As automakers struggle through a crushing financial downturn, their advertising budgets are being reduced significantly to save capital. Automotive News reports:
Automakers are whacking TV commercials, events and other spending as they urgently cut marketing costs to conserve cash.
“We are looking at a distressed industry,” said Andrew Capone, senior vice president at New York’s NCC, which sells spots on cable TV nationwide.
Fourth-quarter spending is “very weak,” Capone reported. Next year, he predicted, spending cuts could be in double-digit percentages.
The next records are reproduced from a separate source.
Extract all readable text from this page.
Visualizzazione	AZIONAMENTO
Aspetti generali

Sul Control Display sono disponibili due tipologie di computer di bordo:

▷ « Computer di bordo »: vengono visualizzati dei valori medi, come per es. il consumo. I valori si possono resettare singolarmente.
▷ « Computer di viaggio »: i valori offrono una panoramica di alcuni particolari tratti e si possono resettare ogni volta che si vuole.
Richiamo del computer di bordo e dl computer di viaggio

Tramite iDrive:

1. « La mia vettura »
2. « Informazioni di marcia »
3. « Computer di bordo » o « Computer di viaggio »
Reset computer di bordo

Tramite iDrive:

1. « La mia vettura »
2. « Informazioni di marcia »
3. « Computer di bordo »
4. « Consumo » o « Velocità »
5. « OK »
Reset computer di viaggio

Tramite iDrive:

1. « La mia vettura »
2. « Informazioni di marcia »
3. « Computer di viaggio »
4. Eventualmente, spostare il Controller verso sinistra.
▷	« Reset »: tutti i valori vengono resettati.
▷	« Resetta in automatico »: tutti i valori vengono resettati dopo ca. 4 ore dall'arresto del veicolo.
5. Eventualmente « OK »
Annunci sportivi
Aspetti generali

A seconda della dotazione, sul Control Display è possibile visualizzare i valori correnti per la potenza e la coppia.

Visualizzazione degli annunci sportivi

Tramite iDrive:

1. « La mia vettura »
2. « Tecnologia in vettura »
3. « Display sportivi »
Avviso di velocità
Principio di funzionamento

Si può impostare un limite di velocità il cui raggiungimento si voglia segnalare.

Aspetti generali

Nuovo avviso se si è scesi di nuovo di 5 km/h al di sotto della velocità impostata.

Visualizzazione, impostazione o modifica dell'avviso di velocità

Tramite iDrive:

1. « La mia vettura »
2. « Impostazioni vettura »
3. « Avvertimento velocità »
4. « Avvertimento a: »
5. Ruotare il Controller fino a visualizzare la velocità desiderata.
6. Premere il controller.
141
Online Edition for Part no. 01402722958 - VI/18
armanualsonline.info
The article also notes that the cuts in advertising could harm the companies’ ability to recover from their current malaise:
Massive budget cuts violate traditional marketing wisdom, which holds that advertising during slumps lays the foundation for gains later.
“The brands that don’t keep advertising will be forgotten,” warned Stephanie Brinley, senior manager of product analysis at AutoPacific Inc. in suburban Detroit. “People will not think about you when they do decide to buy.
“The domestics, particularly GM and Ford, have to work on eroding the perception that foreign automakers automatically have better quality and fuel economy,” Brinley said.
Auto industry advertising provides a large portion of ad revenue for TV networks and publications. For the four major broadcast networks, such ads comprise 5-9% of all revenue.